Tuesday, April 5, 2016

Announcing SLiM 2.0: flexible, fast, interactive forward genetic simulations

After finishing my Ph.D. with Andrew at McGill, I more or less vanished from view.  For almost two years, I have toiled in the darkness, chained to my desk, unseen by any in the land of the living.  But now – now, I emerge into the light!  And today, I am announcing the fruit of my labors: SLiM 2.0!


OK, possibly this comparison would be taking things a little bit too far.  :->

SLiM is a forward genetic simulation package.  The old SLiM, which ended at version 1.8, was written by Philipp Messer of Cornell University.  Then Philipp hired me into his lab, and – cue quick-cut sequence of toil, chains, and darkness – I have rewritten it and greatly extended it.  We're very excited about it, because it brings a new level of flexibility, power, and usability to the realm of forward simulations.
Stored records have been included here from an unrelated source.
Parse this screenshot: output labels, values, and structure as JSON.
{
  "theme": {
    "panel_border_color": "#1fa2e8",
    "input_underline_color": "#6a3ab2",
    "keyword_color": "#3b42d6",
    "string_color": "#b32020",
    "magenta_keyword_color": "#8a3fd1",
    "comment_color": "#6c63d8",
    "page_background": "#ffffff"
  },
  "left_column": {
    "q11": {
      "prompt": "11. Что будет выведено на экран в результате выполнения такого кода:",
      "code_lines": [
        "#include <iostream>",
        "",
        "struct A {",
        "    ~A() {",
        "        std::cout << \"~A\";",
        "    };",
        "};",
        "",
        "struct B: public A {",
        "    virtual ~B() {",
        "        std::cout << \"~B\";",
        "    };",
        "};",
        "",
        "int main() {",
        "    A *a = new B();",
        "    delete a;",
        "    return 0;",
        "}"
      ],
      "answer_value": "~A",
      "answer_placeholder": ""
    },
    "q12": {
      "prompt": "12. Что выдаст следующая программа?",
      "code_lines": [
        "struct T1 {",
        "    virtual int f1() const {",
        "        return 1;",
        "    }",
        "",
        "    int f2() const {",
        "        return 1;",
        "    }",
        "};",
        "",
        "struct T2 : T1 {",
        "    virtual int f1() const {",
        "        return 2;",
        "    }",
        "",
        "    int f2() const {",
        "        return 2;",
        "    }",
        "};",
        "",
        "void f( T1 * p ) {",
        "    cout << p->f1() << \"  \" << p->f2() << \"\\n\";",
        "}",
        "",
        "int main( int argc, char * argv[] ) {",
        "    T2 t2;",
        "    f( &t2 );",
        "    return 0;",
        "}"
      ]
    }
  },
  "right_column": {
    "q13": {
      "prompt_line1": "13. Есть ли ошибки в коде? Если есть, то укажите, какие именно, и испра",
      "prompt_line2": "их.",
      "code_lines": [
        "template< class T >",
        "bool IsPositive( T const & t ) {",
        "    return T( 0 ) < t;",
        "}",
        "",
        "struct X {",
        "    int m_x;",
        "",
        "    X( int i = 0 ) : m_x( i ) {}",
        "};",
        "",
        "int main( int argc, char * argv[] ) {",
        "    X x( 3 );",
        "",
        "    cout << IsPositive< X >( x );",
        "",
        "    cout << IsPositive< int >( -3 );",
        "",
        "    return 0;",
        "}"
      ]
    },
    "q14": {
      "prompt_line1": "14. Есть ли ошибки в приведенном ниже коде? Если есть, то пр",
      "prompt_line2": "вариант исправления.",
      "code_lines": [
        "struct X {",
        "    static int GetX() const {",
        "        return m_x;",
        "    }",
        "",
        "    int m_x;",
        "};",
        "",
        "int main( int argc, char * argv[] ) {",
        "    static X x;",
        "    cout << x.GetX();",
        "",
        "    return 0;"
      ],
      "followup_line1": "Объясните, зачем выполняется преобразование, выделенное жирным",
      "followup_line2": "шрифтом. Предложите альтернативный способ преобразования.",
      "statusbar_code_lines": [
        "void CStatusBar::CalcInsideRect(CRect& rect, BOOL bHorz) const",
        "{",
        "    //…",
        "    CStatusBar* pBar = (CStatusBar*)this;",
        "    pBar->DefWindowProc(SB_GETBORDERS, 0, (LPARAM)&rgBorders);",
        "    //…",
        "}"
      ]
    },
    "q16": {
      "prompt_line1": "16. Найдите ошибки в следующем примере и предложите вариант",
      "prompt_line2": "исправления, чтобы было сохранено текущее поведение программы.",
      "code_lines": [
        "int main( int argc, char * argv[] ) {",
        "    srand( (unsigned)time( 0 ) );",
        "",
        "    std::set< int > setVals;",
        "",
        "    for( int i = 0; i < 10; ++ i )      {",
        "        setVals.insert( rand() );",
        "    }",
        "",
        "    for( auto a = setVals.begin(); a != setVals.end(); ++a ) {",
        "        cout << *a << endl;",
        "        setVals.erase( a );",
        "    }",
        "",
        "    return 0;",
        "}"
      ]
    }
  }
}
The first thing to note about SLiM 2.0 is that it has an interactive user interface called SLiMgui, for Mac OS X.  You can run SLiM at the command line, too, so it can be used on Linux, on computing clusters, and so forth; but when you're developing a new model, the easiest way to do it is in SLiMgui, which looks like this (click to see at full size):


This shows a six-subpopulation model midway through a run.  The six subpopulations have been set up as an "island model", connected by migration to form a chain with gene flow predominantly in one direction (like sites along a river, with gene flow tending to go downstream, for example).  SLiMgui is showing the population structure in the subwindow at lower right; if you click to see the image at full size, you can see that arrows of different widths indicate the strength of migration between the subpopulations.  SLiM is an individual-based simulation package; every individual in the six subpopulations is shown in the six arrays of colored blocks at top.  The colors indicate fitness; in this model, a mutation has swept through the population, but there is spatial variation in selection that makes that mutation beneficial in some subpopulations (green) but deleterious in others (red).  Running a simulation like this in SLiMgui is completely interactive; we can step forward a generation at a time, inspect individual organisms or even individual mutations, execute commands that modify the simulation even as it's running, and even pull up graphs showing things like the evolutionary trajectories of mutations.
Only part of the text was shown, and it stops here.